Ara

"Kan ve İnanç" : PKK ve Kürt Hareketi



Son zamanlarda, PKK tarihi ve ideolojisi üzerine okuduğum en "net" metinlerden biriydi. Gecikmiş bir okuma olduğu için, bitirdiğimde üzüldüm. Keşke daha önce okuyabilseydim... Dönemlendirmesi, eski militanlarla yaptığı görüşmeleri kitapta ustaca kullanması, akademik bilgiyle gazetecilik titizliğini ve analizini birleştirebilmesi yönünden övgüye değer bir çalışma... Çevirinin kalitesi ise apayrı bir övgüyü hakediyor. Su gibi akıyor. Yayınevi, kitabın altbaşlığını "PKK ve Kürt Hareketi" olarak tercih etmiş, iç kapağa da İngilizce özgün adını yazmış. Özgün altbaşlığı: "PKK ve Kürt Bağımsızlık Savaşımı" olarak çevrilebilir. Türkiye piyasasında şimşekleri üzerine çekmemek adına "haklı" bir çekinciyle adı yumuşatılmış.

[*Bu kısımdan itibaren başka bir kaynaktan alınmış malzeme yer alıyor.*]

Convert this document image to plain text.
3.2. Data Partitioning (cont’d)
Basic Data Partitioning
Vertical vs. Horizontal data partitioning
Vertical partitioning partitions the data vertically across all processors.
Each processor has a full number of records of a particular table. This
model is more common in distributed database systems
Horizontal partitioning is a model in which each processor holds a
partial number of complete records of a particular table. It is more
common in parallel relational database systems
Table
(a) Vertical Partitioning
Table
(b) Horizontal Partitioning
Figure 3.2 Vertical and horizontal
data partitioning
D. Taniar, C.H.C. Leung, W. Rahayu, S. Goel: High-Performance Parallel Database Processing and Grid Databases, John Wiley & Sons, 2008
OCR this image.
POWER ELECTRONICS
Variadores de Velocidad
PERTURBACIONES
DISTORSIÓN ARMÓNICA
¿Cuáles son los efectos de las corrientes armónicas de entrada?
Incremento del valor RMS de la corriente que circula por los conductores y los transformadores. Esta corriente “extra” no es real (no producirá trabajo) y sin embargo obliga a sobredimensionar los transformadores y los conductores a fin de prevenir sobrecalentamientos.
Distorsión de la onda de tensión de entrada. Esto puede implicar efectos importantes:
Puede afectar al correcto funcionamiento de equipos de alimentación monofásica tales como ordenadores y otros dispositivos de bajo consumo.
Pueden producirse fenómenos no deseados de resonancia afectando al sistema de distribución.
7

Kitap, PKK ve özellikle Öcalan dogmatizmine dair eleştirilerini, eski militanların ifadeleri üzerinden yöneltiyor. Türkiye devletinin güvenlik-inkâr temelli Kürt sorunu algısına ise genellikle Kemalizmi eleştirerek yanıt aramaya çalışıyor. 12 Eylül darbeci zihniyeti ile Kemalizmin restorasyonu arasında kurduğu "otomatizm" pek tanıdık, ama artık tüketilmiş bir argüman. Eleştirirken, yeni şeyler de söylemek lazım. "Kemalizm-12 Eylül" eşleştirmesi, kitabın PKK hareketini anlatırken yakaladığı başarıyı ve detaycılığı, Kemalizm-Kürt sorunu bahsinde pek sürdüremediğine işaret sayılabilir.

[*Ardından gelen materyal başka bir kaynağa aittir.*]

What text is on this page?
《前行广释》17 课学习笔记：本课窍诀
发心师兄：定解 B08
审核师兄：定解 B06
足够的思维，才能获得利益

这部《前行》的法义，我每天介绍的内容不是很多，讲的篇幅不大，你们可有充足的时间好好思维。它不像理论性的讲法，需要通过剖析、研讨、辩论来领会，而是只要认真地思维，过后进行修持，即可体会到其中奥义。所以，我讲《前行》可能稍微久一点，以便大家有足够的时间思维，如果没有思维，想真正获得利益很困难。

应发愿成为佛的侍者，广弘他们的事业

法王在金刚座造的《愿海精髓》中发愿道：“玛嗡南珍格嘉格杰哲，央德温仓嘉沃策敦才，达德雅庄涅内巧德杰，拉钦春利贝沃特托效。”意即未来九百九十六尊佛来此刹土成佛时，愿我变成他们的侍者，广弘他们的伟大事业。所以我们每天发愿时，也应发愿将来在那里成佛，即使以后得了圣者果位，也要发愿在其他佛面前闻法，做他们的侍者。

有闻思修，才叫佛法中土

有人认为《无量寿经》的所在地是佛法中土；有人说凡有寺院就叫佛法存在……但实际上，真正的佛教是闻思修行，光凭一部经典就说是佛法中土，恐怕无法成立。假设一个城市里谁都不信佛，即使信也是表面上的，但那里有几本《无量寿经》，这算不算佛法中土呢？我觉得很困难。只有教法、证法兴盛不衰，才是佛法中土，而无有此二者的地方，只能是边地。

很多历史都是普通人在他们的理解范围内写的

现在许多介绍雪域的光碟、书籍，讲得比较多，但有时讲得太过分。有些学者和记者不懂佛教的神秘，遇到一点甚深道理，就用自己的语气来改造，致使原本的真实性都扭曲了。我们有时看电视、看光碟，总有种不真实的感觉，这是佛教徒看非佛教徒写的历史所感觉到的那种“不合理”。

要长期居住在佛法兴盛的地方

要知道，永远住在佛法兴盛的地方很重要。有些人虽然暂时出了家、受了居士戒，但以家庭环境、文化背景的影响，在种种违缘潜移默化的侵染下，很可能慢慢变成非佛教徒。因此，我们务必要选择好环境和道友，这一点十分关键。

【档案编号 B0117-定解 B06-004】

Devleti eleştirdiği bazı paragraflar, Kürt sorununda devletin açmazlarını eleştirenlerin geliştirdiği "ezberler"den fazlasıyla etkilenmiş gibi. Marcus, Türkiye'deki karşılıklı ezberlerden keşke biraz sıyrılabilse, dışarıdan yazmanın verebileceği "özgürlük"ten yararlanabilseymiş...

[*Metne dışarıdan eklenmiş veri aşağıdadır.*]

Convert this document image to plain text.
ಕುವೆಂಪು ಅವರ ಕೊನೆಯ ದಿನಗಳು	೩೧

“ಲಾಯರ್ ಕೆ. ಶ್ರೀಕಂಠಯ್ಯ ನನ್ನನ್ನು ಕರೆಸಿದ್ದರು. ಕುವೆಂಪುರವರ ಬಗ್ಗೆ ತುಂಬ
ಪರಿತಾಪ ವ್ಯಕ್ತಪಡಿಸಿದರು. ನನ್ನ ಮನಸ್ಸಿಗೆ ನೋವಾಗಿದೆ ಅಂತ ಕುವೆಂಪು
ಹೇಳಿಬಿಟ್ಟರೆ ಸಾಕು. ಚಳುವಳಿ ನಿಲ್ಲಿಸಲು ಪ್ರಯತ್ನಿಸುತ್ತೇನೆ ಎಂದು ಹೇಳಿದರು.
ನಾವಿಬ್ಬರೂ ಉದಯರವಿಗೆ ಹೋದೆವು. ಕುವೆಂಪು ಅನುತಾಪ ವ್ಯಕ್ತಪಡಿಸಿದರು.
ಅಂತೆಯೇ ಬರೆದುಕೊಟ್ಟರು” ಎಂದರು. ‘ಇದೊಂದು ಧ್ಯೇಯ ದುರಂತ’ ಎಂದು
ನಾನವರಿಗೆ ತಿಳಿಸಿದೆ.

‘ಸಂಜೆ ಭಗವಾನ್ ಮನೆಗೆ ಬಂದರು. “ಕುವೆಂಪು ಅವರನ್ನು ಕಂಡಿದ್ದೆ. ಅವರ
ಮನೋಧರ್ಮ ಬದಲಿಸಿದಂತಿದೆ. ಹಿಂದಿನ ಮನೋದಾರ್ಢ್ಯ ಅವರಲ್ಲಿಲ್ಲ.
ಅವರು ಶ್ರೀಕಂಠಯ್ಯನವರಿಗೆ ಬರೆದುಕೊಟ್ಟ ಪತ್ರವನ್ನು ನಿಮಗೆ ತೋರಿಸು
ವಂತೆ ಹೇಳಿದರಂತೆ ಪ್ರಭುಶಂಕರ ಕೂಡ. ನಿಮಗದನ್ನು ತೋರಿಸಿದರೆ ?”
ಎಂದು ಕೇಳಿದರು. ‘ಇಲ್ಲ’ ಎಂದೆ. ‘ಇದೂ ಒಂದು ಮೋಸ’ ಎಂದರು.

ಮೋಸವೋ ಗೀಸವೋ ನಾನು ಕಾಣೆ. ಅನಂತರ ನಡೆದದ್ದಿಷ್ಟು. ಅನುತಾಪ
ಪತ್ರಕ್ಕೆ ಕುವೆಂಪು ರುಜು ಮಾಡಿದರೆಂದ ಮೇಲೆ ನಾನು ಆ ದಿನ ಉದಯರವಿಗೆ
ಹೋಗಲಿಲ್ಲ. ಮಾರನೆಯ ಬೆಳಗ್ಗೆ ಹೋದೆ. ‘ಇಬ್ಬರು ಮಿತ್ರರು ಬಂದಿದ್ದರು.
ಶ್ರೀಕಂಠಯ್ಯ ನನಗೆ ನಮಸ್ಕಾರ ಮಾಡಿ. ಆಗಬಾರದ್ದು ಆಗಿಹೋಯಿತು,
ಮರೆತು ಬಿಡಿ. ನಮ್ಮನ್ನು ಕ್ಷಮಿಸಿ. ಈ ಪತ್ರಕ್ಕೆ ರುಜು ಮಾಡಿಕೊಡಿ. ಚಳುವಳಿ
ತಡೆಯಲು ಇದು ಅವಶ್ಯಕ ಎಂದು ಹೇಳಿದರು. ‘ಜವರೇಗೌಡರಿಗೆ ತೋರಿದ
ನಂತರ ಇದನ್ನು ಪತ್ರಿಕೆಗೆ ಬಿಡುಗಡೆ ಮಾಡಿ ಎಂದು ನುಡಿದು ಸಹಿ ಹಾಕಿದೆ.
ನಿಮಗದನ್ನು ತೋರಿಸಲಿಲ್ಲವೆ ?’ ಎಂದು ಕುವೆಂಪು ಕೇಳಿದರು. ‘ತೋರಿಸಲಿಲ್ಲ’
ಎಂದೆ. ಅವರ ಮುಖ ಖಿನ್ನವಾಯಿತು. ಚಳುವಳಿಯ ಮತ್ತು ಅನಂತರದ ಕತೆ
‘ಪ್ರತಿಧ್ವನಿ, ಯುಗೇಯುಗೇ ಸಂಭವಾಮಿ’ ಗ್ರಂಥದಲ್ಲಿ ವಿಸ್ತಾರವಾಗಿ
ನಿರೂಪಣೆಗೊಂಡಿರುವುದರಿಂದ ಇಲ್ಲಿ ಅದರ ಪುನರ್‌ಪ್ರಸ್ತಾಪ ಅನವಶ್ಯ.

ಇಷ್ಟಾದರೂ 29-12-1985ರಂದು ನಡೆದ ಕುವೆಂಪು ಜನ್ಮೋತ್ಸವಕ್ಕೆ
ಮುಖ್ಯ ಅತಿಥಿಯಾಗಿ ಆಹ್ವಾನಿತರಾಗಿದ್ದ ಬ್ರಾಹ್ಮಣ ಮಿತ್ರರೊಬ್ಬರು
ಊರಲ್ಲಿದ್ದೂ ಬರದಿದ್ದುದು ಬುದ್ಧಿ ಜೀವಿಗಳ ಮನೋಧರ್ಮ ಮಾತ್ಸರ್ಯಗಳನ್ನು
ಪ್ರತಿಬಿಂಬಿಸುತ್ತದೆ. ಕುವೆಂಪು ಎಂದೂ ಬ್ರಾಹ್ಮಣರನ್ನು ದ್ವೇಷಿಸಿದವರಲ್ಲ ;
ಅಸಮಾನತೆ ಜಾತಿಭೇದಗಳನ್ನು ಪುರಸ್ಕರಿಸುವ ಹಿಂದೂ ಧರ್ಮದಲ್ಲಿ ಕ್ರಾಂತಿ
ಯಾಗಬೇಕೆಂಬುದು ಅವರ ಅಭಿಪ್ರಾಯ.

Metnin en özgün tarafı, PKK militanlarını konuşturarak örgütün heterodoksisini dönemler halinde ortaya koyabilmesi ve bu görüşmeleri uluslararası değişmelerle bağlantılandırabilmesi... Örgüt üyeleri, bu kitapta konjonktür bağlamında konuşturuluyor. Aynı kitabı bir akademisyen yazsa, belki bu bağlantıyı çok daha muğlak/soğuk kurabilecekti. Marcus ise, gazeteciliğin "insani" boyutunu daha iyi kullanabilmiş. Soğuması beklenen gündem üzerinden "gecikmiş" bilgi üreten akademik  tercihten ziyade, insanları/örgüt üyelerini tek tek bulmuş ve onlara örgütün yapılanmasını konuşturmuş. Geçmişte benzer bir ayrım üzerinden gidebilen M.Ali Birand'ın "Apo ve PKK" adlı çalışmasının, bu kitapta en çok başvurulan kaynaklardan biri olması da tesadüf sayılmasa gerek... Bu ayrım üzerinde düşünmeye değer...


-arka kapaktan-

"2007'de ABD'de yayımlandığında büyük ilgi gören ve PKK konusunda bugüne dek yazılmış en nesnel ve kapsamlı çalışma olarak nitelenen Kan ve İnanç, Aliza Marcus'un yıllara dayanan emeğinin ürünü. PKK militanlarıyla görüşen ilk Batılı gazetecilerden biri olan Marcus, 1989'dan beri Güneydoğu'daki gelişmeler, Kürt sorunu ve PKK hareketi hakkında haberler yapmış, makaleler yazmış ve hatta bunlardan biri dolayısıyla yargılanmış bir isim. Marcus'un eski PKK üyeleri, bölge halkı ve süreci yakından takip eden politikacılar ve hukukçularla yaptığı röportajların yanı sıra, resmî kaynaklardan, dönemin komutanlarının yazdıkları metinlerden, köşe yazılarından ve gazete haberlerinden yararlanarak ortaya çıkardığı Kan ve İnanç, Türkiye'de yepyeni bir tartışma alanı açmaya aday bir kitap."